Leaves crackle off to my right and I raise my bow, arrow loaded, aimed at the noise. This seems familiar. My heart rate immediately goes through the roof. Nothing happens for a few seconds until a bullet pings off the tree and I duck, immediately taking off in a run soon after. It's an awkward run but I push it, adrenaline surging through my veins. Bullets hit the trees as I do so. I make a quick glance back and I see that three men are chasing me. I don't think that I can out run them. Maybe if I didn't have this stupid boot. I swivel my body and fire one arrow. One man falls, the arrow lodging in his chest. One down two to go. I'm weaving and running as fast as my legs can carry me as bullets wiz past around me. My leg is screaming at me to stop. I ignore it and I turn again, and fire. The arrow makes a whooshing sound as it flies through the air. Two down.
Suddenly in front of me, about ten men appear out of nowhere. All are armed with guns aimed right at me. I skid to a stop, but I still raise my bow, already loaded with an arrow and ready to be released.
"Give it up girlie. You're surrounded," a man with a huge scar running from his cheek to his neck says. He chuckles crazily and his face breaks out into a huge smile. He shouldn't smile. He has an ugly smile.
I decide to aim my bow at him, since he spoke and he appears to be the leader. I'm breathing heavily and sweat is pouring down my face and into my eyes. I don't bother to wipe it; I just blink my eyes rapidly, when my vision gets obscured. I hold my gaze and my aim.

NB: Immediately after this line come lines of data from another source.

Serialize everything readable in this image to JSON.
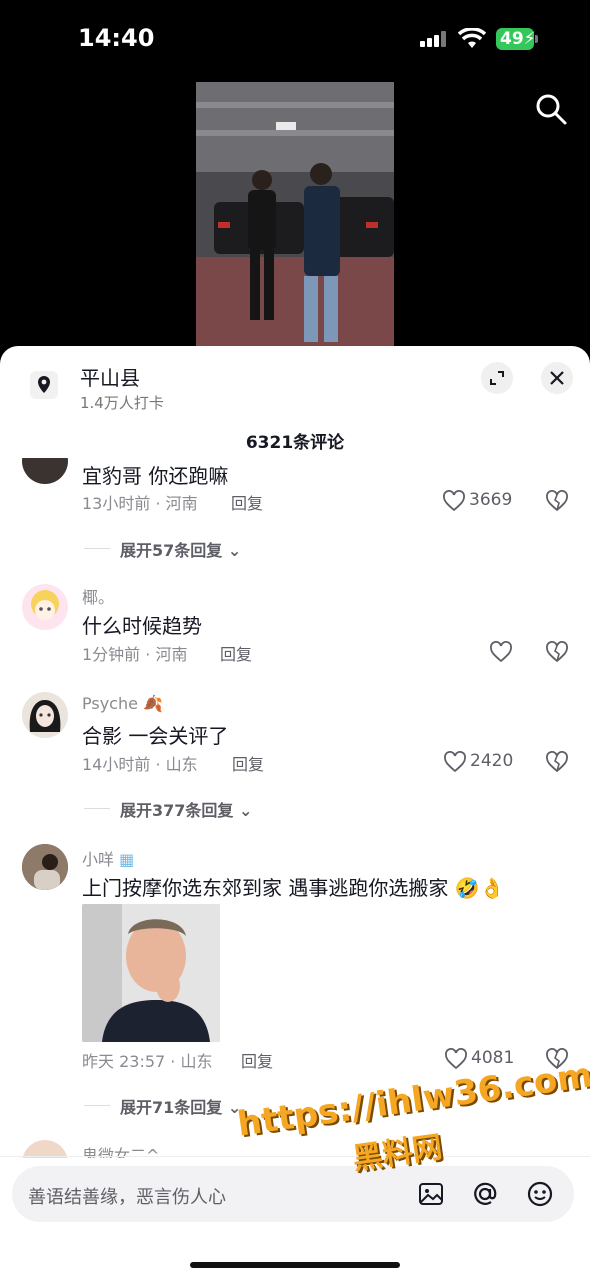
{
  "status": {
    "time": "14:40",
    "battery": "49"
  },
  "location": {
    "name": "平山县",
    "checkins": "1.4万人打卡"
  },
  "comments_count": "6321条评论",
  "comments": [
    {
      "text": "宜豹哥 你还跑嘛",
      "meta": "13小时前 · 河南",
      "reply": "回复",
      "likes": "3669",
      "expand": "展开57条回复"
    },
    {
      "user": "椰。",
      "text": "什么时候趋势",
      "meta": "1分钟前 · 河南",
      "reply": "回复",
      "likes": ""
    },
    {
      "user": "Psyche",
      "text": "合影 一会关评了",
      "meta": "14小时前 · 山东",
      "reply": "回复",
      "likes": "2420",
      "expand": "展开377条回复"
    },
    {
      "user": "小咩",
      "text": "上门按摩你选东郊到家 遇事逃跑你选搬家",
      "meta": "昨天 23:57 · 山东",
      "reply": "回复",
      "likes": "4081",
      "expand": "展开71条回复"
    },
    {
      "user": "鬼微女二^"
    }
  ],
  "input": {
    "placeholder": "善语结善缘，恶言伤人心"
  },
  "watermark": {
    "line1": "https://ihlw36.com",
    "line2": "黑料网"
  },
  "colors": {
    "battery": "#34c759",
    "text": "#161823",
    "meta": "#8a8b91"
  },
  "icons": [
    "search-icon",
    "location-pin-icon",
    "expand-icon",
    "close-icon",
    "heart-icon",
    "dislike-icon",
    "image-icon",
    "at-icon",
    "emoji-icon"
  ]
}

"Don't be stupid," he says, his eyes narrowing when I don't lower my weapon. The smile is gone, but he now wears a smirk instead.
I realize they have me. If I don't surrender, I'm dead anyway. I could kill maybe one or two before I am shot to death. I lower my bow dejectedly and they immediately swarm around me. My legs are kicked out from under me and my arms are tied around my back. Scarface pushes my face into the dirt.
"Lookie what we caught boys! The girl on fire!" They all laugh and some come forward and start to kick me. Mostly in my ribs but I catch some boots in my face. I cry out in pain. I am helpless; I can't even shield some of the blows because my arms are tied behind my back. The pain is intense and agonizing and my vision fades in and out. The last thing I see is a boot before it connects with my face. Then…darkness.